Quote from Anaconda:

This has been discussed to death and so few of you actually understand what is going on.

It's very simple. The major Wall Street banks will get exemptions and the rest of the traders, particularly the small retail daytraders will go bye bye from the industry. That should create more applicants for the Armed Forces and Obama's "volunteer" programs, while Goldman and the gang get to enjoy fat ass margins on market making and prop trading. Institutions will still move stock around and pass the costs down to the investors.

Creating arguments how this will destroy jobs is like beating on a dead horse. The lackeys pushing this through publicly may not know what is going on, but those financing these lackeys know exactly what they are doing.

Get it through your head. This transaction tax is not an idiotic idea. It's great for a small minority and very bad for a large majority.

Oh and finally. The politicians do not care what you think, at least most of them. You are not the ones financing their campaigns or promising them favors after their terms. They really do not care. You can always check back to the overwhelming public resistance to the bailout bill and how that worked out.

how would they justify an exemption for those few big players? those who caused the big mess should then be the only ones NOT to pay that tax? and every single small trader/investor who saves and invests money for retirement will pay?

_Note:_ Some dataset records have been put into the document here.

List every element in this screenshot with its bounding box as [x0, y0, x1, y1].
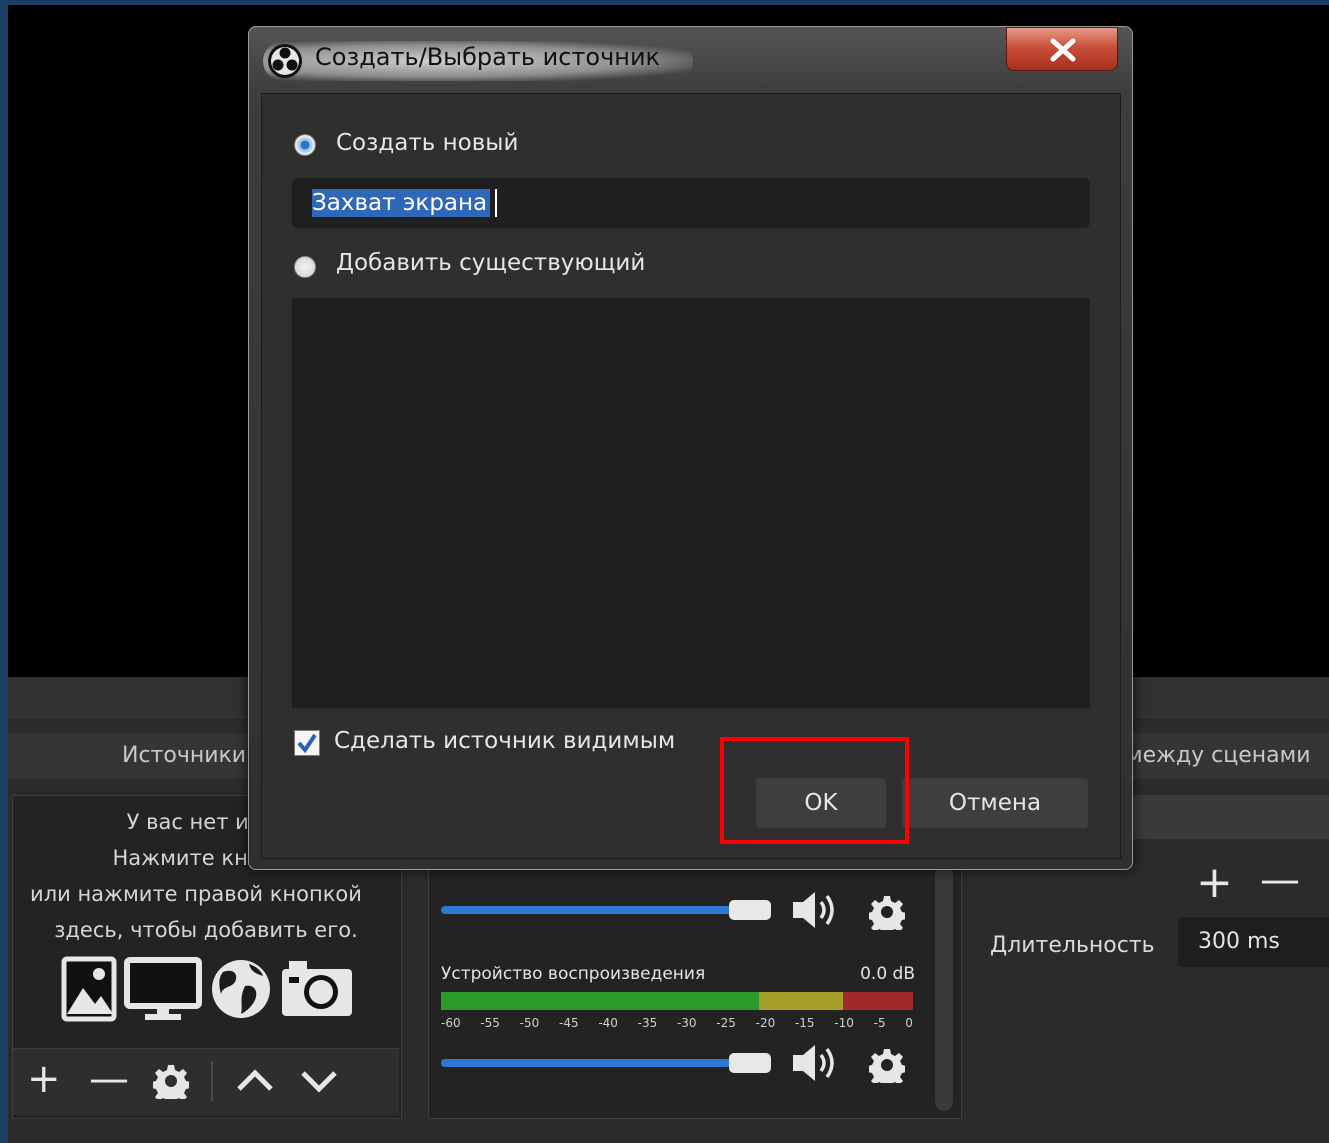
- camera-icon: [282, 961, 352, 1016]
- monitor-icon: [124, 957, 202, 1020]
- toolbar-separator: [211, 1061, 213, 1101]
- tick: -30: [676, 1016, 697, 1030]
- tick: -25: [716, 1016, 736, 1030]
- remove-source-button[interactable]: —: [89, 1059, 129, 1099]
- channel2-level-meter: [441, 992, 913, 1010]
- image-icon: [61, 956, 117, 1022]
- dialog-title: Создать/Выбрать источник: [315, 43, 661, 71]
- tick: -10: [834, 1016, 854, 1030]
- channel1-slider-handle[interactable]: [729, 900, 771, 920]
- create-select-source-dialog: Создать/Выбрать источник Создать новый З…: [248, 26, 1133, 870]
- tick: -55: [480, 1016, 500, 1030]
- duration-input[interactable]: 300 ms: [1178, 917, 1329, 967]
- channel2-name: Устройство воспроизведения: [441, 964, 706, 984]
- channel2-volume-slider[interactable]: [441, 1059, 731, 1067]
- dialog-content: Создать новый Захват экрана Добавить сущ…: [261, 93, 1121, 859]
- channel1-speaker-icon[interactable]: [791, 890, 843, 930]
- tick: -40: [598, 1016, 618, 1030]
- tick: -35: [637, 1016, 658, 1030]
- move-up-chevron-icon[interactable]: [235, 1069, 275, 1093]
- tick: -45: [558, 1016, 579, 1030]
- channel2-settings-gear-icon[interactable]: [869, 1047, 905, 1083]
- close-icon: [1050, 38, 1076, 62]
- channel2-slider-handle[interactable]: [729, 1053, 771, 1073]
- close-button[interactable]: [1006, 27, 1118, 71]
- source-name-input[interactable]: Захват экрана: [292, 178, 1090, 228]
- meter-scale: -60 -55 -50 -45 -40 -35 -30 -25 -20 -15 …: [441, 1016, 913, 1030]
- tick: -60: [441, 1016, 461, 1030]
- globe-icon: [212, 960, 270, 1018]
- checkmark-icon: [297, 733, 317, 754]
- remove-transition-button[interactable]: —: [1260, 857, 1300, 903]
- obs-logo-icon: [268, 44, 302, 78]
- meter-green-zone: [441, 992, 759, 1010]
- source-type-icons: [61, 956, 355, 1022]
- make-visible-checkbox[interactable]: [294, 730, 320, 756]
- channel2-speaker-icon[interactable]: [791, 1043, 843, 1083]
- cancel-button[interactable]: Отмена: [902, 778, 1088, 828]
- transitions-dock-title: между сценами: [1126, 743, 1311, 768]
- meter-yellow-zone: [759, 992, 843, 1010]
- sources-dock-title: Источники: [122, 743, 247, 768]
- add-source-button[interactable]: +: [27, 1059, 61, 1099]
- add-existing-label: Добавить существующий: [336, 250, 646, 276]
- add-existing-radio[interactable]: [294, 256, 316, 278]
- text-cursor: [495, 189, 497, 217]
- mixer-scrollbar[interactable]: [935, 866, 953, 1111]
- move-down-chevron-icon[interactable]: [299, 1069, 339, 1093]
- create-new-radio[interactable]: [294, 134, 316, 156]
- make-visible-label: Сделать источник видимым: [334, 728, 676, 754]
- tick: -15: [794, 1016, 815, 1030]
- hint-line-4: здесь, чтобы добавить его.: [54, 918, 358, 942]
- existing-sources-list[interactable]: [292, 298, 1090, 708]
- tick: 0: [905, 1016, 913, 1030]
- sources-toolbar: + —: [13, 1048, 399, 1115]
- add-transition-button[interactable]: +: [1196, 857, 1233, 908]
- create-new-label: Создать новый: [336, 130, 519, 156]
- source-properties-gear-icon[interactable]: [153, 1063, 189, 1099]
- duration-label: Длительность: [990, 933, 1155, 958]
- ok-button-highlight: [720, 737, 909, 844]
- tick: -20: [755, 1016, 776, 1030]
- source-name-value: Захват экрана: [312, 189, 491, 217]
- hint-line-3: или нажмите правой кнопкой: [30, 882, 362, 906]
- channel1-volume-slider[interactable]: [441, 906, 731, 914]
- tick: -5: [873, 1016, 886, 1030]
- channel1-settings-gear-icon[interactable]: [869, 894, 905, 930]
- meter-red-zone: [843, 992, 913, 1010]
- channel2-db: 0.0 dB: [860, 964, 915, 984]
- tick: -50: [519, 1016, 540, 1030]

that tax would put most brokerages out of business - at least all those who serve daytraders. it would hurt software- and data vendors, etc. and most of all - it would more or less KILL derivative exchanges and extremely hurt stock exchanges.

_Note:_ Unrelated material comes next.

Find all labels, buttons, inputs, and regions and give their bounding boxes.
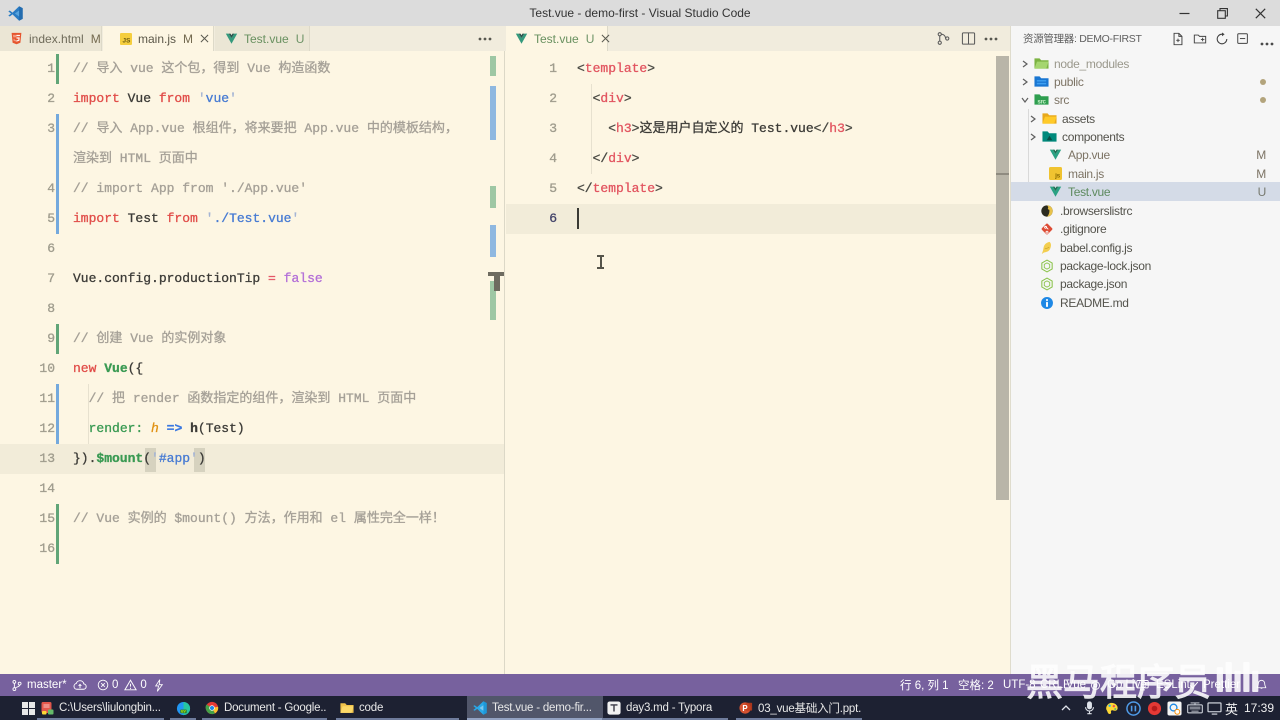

if those few big players would be the only ones NOT to pay the tax - who in the world should take the other side of their daily trading activity??? small investors who make a buy or sell every few weeks? does anyone really believe that?

how should such a tax raise a lot of money - if liquidity will simply be gone? it simply cannot work. at least not with something like 0,25% per side for every buy and sell. maybe 0,05 or 0,01 or whatever - if at all. question remains how much money it would actually raise.
 
Let's look at this from high atop the mountain. He are some of my thoughts:

- Obama, who purported himself to be anti-Wall Street during his Presidential campaign, was full of crap. He has done next to nothing in terms of Wall Street reform, and still has these Big Boys (Goldman, e.g.) in his back pocket;

- The average Joe will see this tax as a good thing, since naively they will think that this is a tax on Wall Street;

- Needless to say, this tax will hurt retail traders that do this for a living. Undoubtedly, it will put a great money of them out of business;

- Although institutions still make up a majority of daily volume, there will be decreased liquidity in the markets at large. This will result in larger spreads, and more violent moves in the markets (on events). This could actually be a lucrative opportunity for day traders that ride this tax out;

- Congress couldn't manage themselves out of a paper bag (this has been a phenomon for the last 9 years), so how on earth does Pelosi think that she can engineer a tax outside of the US borders ? Seriously, does she even have the remotest clue ?

Given the dire nature of the state of our leveraged economy, I believe that the govt will be open to any sort of tax increase. And of course, the Big Boys that provide government with contribution cash flow, will all get exemptions. I mean, why should Goldman have to pay more than a 1 % Marginal tax rate on 6 BB profit ?? Welcome to the world of Socialism.